Overdose is a very real possibility when taking the narcotic. Many users do not know how much actual heroin is in any given product due to the diverse cutting practices of dealers; and often users end up overdosing thinking their batch was less potent than it actually was. As with nearly all drugs, the body's ability to build up a tolerance forces users to consume ever increasing doses to continue experiencing the high they are looking for; which is another common reason overdoses occur.
An actual overdose affects multiple body systems. Someone in an overdose can experience slowed or shallow breathing; or no breathing at all. Users typically have a dry mouth, small pupils and a discolored tongue. They likely don't have a very strong pulse, and their blood pressure will be low. Usually a blue tinge to the skin, nail beds and lips is noticeable. An addict can experience muscle twitches, delirium, disorientation, drowsiness, and at the extreme, coma and death.

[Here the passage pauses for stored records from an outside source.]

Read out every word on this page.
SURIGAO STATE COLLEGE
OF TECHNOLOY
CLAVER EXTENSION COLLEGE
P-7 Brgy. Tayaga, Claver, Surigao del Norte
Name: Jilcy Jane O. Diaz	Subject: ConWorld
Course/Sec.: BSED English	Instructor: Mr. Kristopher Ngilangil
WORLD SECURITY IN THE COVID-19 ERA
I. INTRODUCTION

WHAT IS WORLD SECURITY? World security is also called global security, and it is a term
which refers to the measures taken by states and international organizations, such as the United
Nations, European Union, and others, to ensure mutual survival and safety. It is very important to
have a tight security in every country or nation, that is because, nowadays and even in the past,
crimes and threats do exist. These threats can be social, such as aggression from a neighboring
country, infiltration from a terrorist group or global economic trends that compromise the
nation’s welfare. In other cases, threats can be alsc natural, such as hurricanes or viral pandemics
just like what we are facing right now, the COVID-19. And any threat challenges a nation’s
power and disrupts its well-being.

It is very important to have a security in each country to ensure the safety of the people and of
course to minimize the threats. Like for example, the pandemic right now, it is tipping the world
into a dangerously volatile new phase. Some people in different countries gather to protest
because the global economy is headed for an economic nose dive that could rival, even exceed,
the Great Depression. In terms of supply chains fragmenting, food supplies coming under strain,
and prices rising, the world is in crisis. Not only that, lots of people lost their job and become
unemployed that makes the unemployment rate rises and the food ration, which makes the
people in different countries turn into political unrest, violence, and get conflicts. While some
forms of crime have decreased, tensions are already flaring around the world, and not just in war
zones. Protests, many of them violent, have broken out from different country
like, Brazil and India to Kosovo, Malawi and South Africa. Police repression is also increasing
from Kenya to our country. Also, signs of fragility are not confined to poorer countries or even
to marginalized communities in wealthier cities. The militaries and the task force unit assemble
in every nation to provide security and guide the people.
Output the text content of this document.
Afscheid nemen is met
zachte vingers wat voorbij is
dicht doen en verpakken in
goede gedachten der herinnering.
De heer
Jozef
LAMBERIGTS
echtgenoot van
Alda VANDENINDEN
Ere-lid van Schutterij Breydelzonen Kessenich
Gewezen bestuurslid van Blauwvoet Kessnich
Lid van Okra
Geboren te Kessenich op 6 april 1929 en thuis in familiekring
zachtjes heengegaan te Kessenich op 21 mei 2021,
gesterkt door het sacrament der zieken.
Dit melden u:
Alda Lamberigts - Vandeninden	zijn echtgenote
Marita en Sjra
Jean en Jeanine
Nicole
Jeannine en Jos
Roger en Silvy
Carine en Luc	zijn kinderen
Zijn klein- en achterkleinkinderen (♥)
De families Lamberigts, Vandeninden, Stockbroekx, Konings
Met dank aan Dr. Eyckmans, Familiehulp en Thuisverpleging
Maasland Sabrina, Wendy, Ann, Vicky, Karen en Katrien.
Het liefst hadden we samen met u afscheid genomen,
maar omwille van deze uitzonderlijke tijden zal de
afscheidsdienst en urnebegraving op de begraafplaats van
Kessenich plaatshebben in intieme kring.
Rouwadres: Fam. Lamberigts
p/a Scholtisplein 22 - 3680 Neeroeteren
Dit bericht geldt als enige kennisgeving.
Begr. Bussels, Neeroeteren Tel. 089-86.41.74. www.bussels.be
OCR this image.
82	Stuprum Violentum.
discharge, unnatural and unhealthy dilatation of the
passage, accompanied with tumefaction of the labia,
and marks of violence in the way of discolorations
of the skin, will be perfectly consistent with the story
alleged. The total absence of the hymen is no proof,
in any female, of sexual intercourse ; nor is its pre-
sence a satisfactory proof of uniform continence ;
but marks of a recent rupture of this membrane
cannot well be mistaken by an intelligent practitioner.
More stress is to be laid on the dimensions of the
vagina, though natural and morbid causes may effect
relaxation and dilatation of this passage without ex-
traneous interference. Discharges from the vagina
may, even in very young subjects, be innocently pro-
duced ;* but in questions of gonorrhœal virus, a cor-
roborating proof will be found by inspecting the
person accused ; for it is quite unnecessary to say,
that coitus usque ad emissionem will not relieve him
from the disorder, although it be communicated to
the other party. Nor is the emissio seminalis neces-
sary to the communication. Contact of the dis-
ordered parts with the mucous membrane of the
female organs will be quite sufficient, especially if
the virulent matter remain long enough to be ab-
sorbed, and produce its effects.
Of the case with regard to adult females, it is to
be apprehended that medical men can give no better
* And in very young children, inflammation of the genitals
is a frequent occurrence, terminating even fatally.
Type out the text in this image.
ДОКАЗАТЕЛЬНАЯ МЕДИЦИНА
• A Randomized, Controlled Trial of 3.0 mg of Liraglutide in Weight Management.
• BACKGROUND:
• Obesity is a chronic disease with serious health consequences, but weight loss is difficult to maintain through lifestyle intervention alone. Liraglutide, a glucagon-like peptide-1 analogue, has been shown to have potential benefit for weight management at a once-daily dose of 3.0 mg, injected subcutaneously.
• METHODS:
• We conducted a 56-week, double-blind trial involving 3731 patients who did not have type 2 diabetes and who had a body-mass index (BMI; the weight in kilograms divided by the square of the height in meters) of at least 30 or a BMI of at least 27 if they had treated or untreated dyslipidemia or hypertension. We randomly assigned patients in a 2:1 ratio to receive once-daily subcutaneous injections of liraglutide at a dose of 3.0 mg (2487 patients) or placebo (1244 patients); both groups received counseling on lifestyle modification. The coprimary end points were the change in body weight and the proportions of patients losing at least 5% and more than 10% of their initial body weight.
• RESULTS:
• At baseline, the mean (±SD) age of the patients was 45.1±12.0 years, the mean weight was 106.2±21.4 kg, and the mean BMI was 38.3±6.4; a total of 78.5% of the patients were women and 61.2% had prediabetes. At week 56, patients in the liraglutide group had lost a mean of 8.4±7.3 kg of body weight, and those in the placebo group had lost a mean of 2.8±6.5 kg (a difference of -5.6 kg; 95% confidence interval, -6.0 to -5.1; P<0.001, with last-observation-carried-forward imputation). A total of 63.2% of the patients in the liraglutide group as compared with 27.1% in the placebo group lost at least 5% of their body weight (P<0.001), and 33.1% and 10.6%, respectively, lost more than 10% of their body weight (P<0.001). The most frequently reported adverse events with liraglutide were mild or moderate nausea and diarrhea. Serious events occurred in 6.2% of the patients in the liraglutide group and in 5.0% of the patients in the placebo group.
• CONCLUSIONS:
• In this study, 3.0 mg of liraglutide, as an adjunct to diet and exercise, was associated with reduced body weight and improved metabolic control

Overcoming Heroin Addiction
An addiction can be overcome; but no one should attempt to come off of it on their own. The withdrawal can be painful, deadly and usually unsuccessful. Professional assistance from a trained heroin rehab center gives the best chance of success in the most convenient way possible.
However, not all heroin rehab facilities are the same, nor deliver quality treatment. Many drug rehab centers administer powerful prescription drugs as a major part of their treatment methodology. The most popular of these drugs are methadone and buprenorphine. They both are highly addictive and merely result in the addict swapping their original addiction to now a prescription drug.
Keeping a person dependent on any substance is not true rehabilitation and is why the best heroin rehabs apply holistic and completely drug-free treatment programs. Various mental health techniques are used to help individuals understand and overcome their addiction. Cognitive behavioral therapy is the most commonly used and best approach to help the person learn to cope with their emotions without resorting to escaping through drugs.